Con este I Domingo de Adviento comenzamos un nuevo año litúrgico.
En los domingos de este año leeremos las lecturas del Ciclo B, que se caracteriza por seguir el Evangelio de Marcos. El Concilio Vaticano II, en su Constitución sobre la divina revelación, constata que la preeminencia del Evangelio es cosa sabida por todos: 'Nadie ignora que entre todas las Escrituras, también las del Nuevo Testamento, con razón sobresalen los Evangelios, puesto que son el testimonio principal de la vida y doctrina del Verbo Encarnado, nuestro Salvador' (Dei Verbum, 18). Por eso, en la celebración litúrgica, el Evangelio es proclamado por un ministro ordenado -Obispo, presbítero o diácono- y los fieles lo escuchan de pie.
Marcos abre su escrito con estas palabras: 'Comienzo del Evangelio de Jesús Cristo, Hijo de Dios' (Mc 1,1). Define su obra como un 'evangelio', es decir, como el anuncio de una noticia, destinada a transformar la vida de quien la recibe. El contenido de esa noticia es que el personaje histórico llamado Jesús es el Cristo, de quien la mujer samaritana decía: 'Sé que va a venir el Mesías, el llamado Cristo. Cuando venga, nos explicará todo' (Jn 4,25). Pero no sólo es el Ungido (Mesías, Cristo), esperado por Israel como prometido por Dios, sino que es el Hijo de Dios, Dios mismo, que se compromete con la historia humana de manera definitiva, hasta el punto de hacerse él mismo hombre y parte de nuestra historia. El anuncio consiste en que el ser humano es llamado a ser hijo de Dios: 'A quienes lo acogieron les dio el poder de llegar a ser hijos de Dios, a los que creen en su Nombre' (Jn 1,12). Toda nuestra preocupación debe ser, entonces, acoger a Jesús, su vida y su doctrina, y hacerla propia.

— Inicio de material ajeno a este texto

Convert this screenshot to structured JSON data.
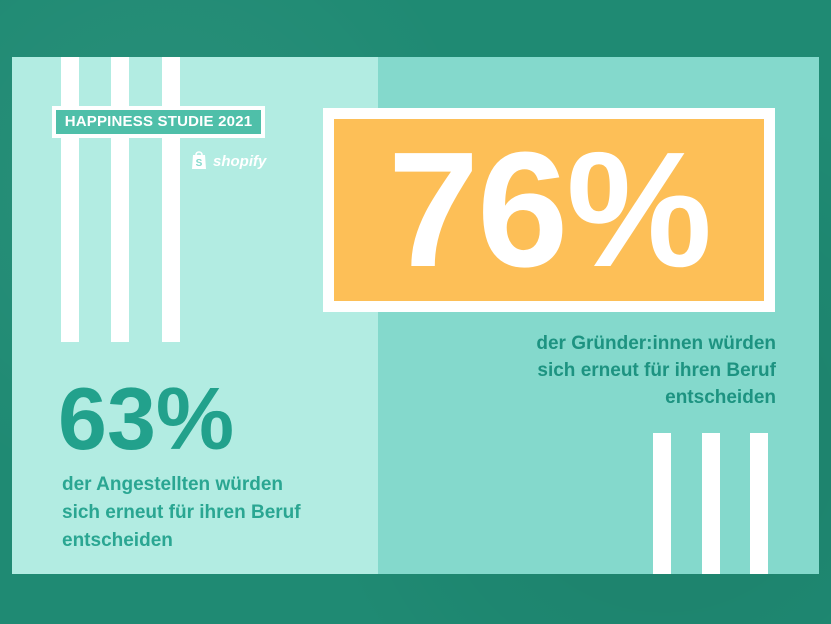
{
  "badge": {
    "label": "HAPPINESS STUDIE 2021"
  },
  "brand": {
    "name": "shopify",
    "icon": "shopify-bag-icon"
  },
  "founders": {
    "percent": "76%",
    "caption_lines": [
      "der Gründer:innen würden",
      "sich erneut für ihren Beruf",
      "entscheiden"
    ]
  },
  "employees": {
    "percent": "63%",
    "caption_lines": [
      "der Angestellten würden",
      "sich erneut für ihren Beruf",
      "entscheiden"
    ]
  },
  "colors": {
    "background": "#1f8a73",
    "card_left": "#b2ece2",
    "card_right": "#84d9cc",
    "highlight": "#fdbf57",
    "teal_text": "#22a18c",
    "white": "#ffffff"
  }
}
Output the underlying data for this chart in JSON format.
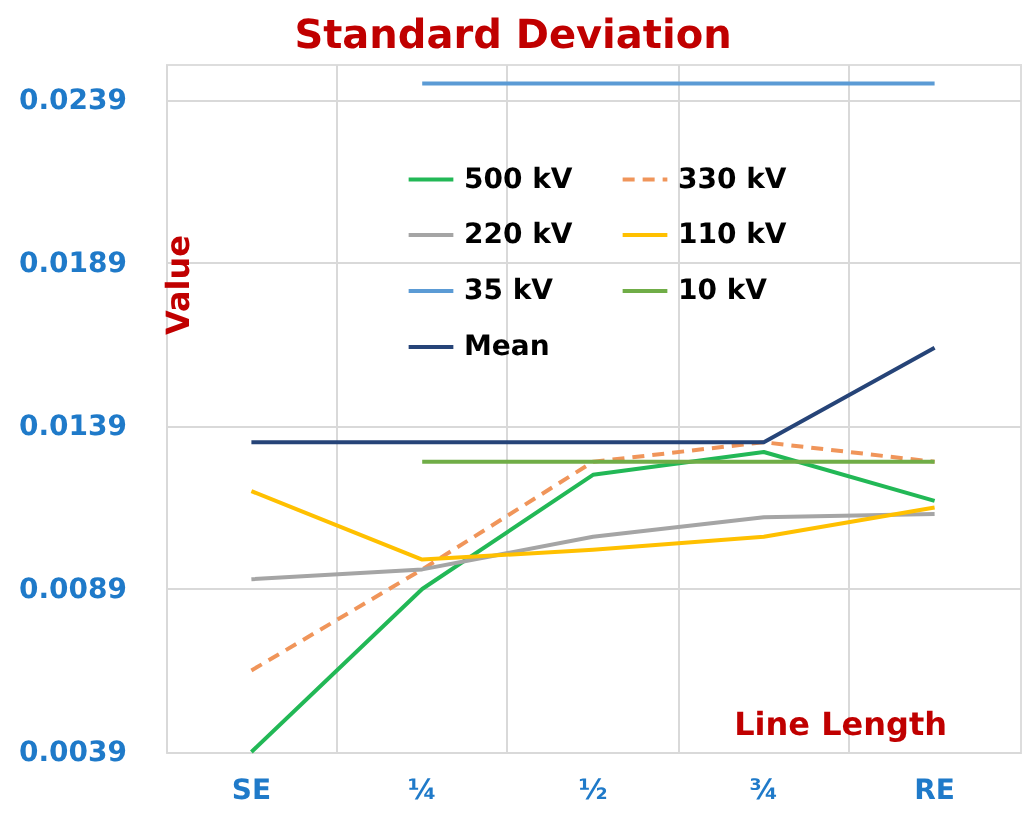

En este I Domingo de Adviento acogemos su llamado apremiante, que caracteriza a este tiempo: 'Estén atentos, vigilen'. Y explica: 'Porque no saben cuándo es el momento'. Dos cosas ha dicho antes Jesús: 'Verán al Hijo del hombre venir en las nubes con gran poder y gloria' (Mc 13,26). Esto es claro. Pero, también: 'Acerca de aquel día y hora nadie sabe, ni los ángeles en el cielo, ni el Hijo, sino sólo el Padre' (Mc 13,32). Cuando Jesús subió al cielo, después de su muerte y resurrección, dejó a la humanidad a la espera de su venida gloriosa.

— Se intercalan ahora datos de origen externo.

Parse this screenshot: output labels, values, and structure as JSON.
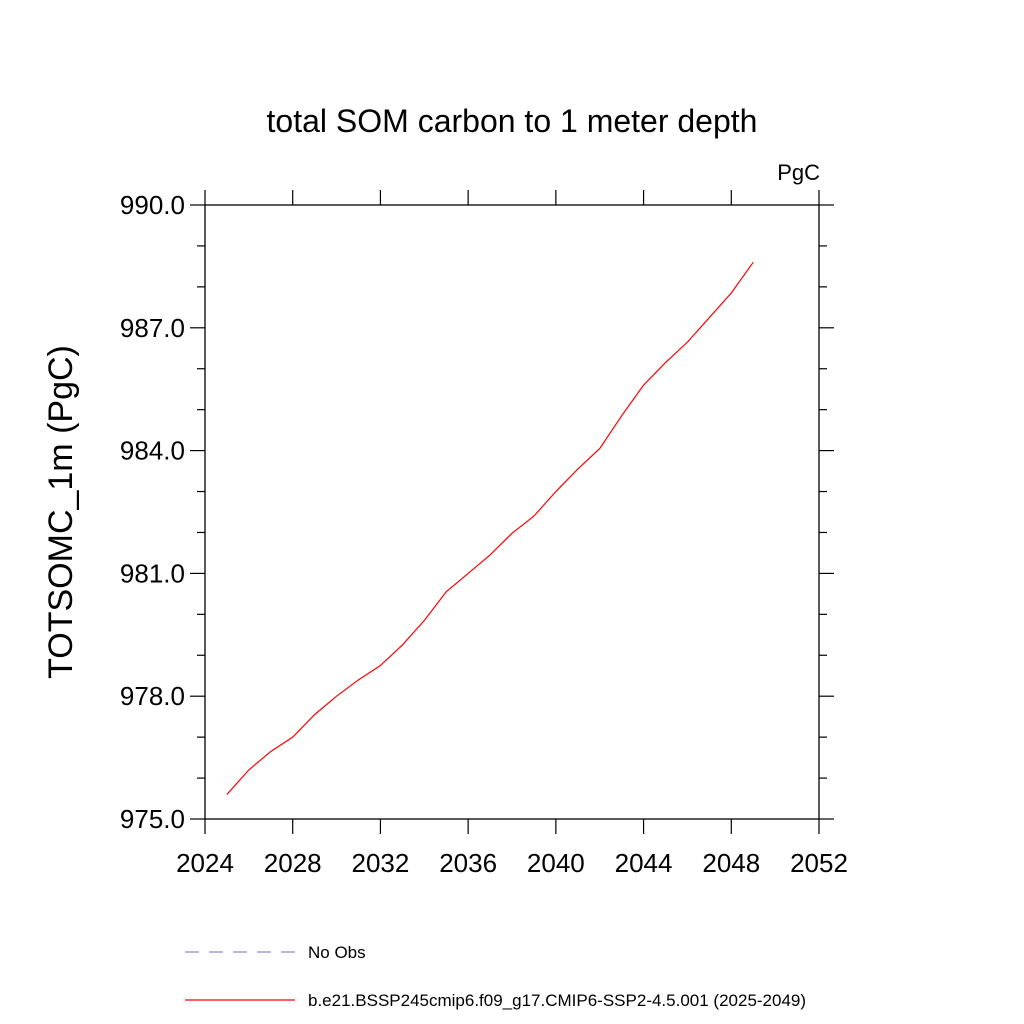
{
  "chart_data": {
    "type": "line",
    "title": "total SOM carbon to 1 meter depth",
    "units": "PgC",
    "ylabel": "TOTSOMC_1m  (PgC)",
    "xlabel": "",
    "xlim": [
      2024,
      2052
    ],
    "ylim": [
      975.0,
      990.0
    ],
    "xticks": [
      2024,
      2028,
      2032,
      2036,
      2040,
      2044,
      2048,
      2052
    ],
    "yticks": [
      "975.0",
      "978.0",
      "981.0",
      "984.0",
      "987.0",
      "990.0"
    ],
    "legend_position": "bottom",
    "series": [
      {
        "name": "No Obs",
        "color": "#8a86c9",
        "dash": "dashed",
        "x": [],
        "y": []
      },
      {
        "name": "b.e21.BSSP245cmip6.f09_g17.CMIP6-SSP2-4.5.001 (2025-2049)",
        "color": "#ff0000",
        "dash": "solid",
        "x": [
          2025,
          2026,
          2027,
          2028,
          2029,
          2030,
          2031,
          2032,
          2033,
          2034,
          2035,
          2036,
          2037,
          2038,
          2039,
          2040,
          2041,
          2042,
          2043,
          2044,
          2045,
          2046,
          2047,
          2048,
          2049
        ],
        "y": [
          975.6,
          976.2,
          976.65,
          977.0,
          977.55,
          978.0,
          978.4,
          978.75,
          979.25,
          979.85,
          980.55,
          981.0,
          981.45,
          981.98,
          982.4,
          983.0,
          983.55,
          984.05,
          984.85,
          985.6,
          986.15,
          986.65,
          987.25,
          987.85,
          988.6
        ]
      }
    ]
  }
}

Pero no es una espera vacía, que entretanto nos deja ocupados de nuestros propios asuntos. Para ilustrar cuál debe ser nuestra actitud, Jesús usa una comparación: 'Como un hombre que se ausenta, dejando su casa, dando atribuciones a sus siervos, a cada uno su trabajo'. En el tiempo del Adviento debemos recordar que todo lo que somos y tenemos lo debemos a Dios y a Él debemos rendir cuenta. Vivir con esta conciencia es estar velando. Jesús nos previene: 'No sea que llegue de improviso y los encuentre dormidos'. Está dormido el que vive ajeno a Dios, en su falsa autosuficiencia, como si todo dependiera sólo de sí mismo.
Cuatro veces repite Jesús la advertencia del Adviento: 'Velen'. La extensión del mandato es universal: 'Lo que digo a ustedes, lo digo a todos: ¡Velen!'. En otra ocasión, aclara en que consiste esa actitud vigilante: 'Velen y oren' (Mc 14,38). Cada uno puede controlar hasta qué punto acoge esta advertencia revisando el tiempo que dedica cada día a la oración. En el primer escrito del Nuevo Testamento, San Pablo invita a los cristianos de Tesalónica a mantener esa actitud recomendada por Jesús con tanta insistencia: 'No durmamos..., sino que velemos y seamos sobrios... Estén siempre alegres. Oren constantemente. En todo den gracias, pues esta es la voluntad de Dios, en Cristo Jesús, para ustedes' (1Tes 5,6.16-18). 'Dar gracias en todo' significa que reconocemos que todo es un don de Dios, que de Él lo hemos recibido y a Él debemos devolverlo. El espíritu opuesto al Adviento es el que ignora a Dios, vive como si Dios no existiera, y como si no tuviera nada que agradecerle. A quien vive así Jesús repite: 'Velen, no sea que llegue de improviso y los encuentre dormidos'.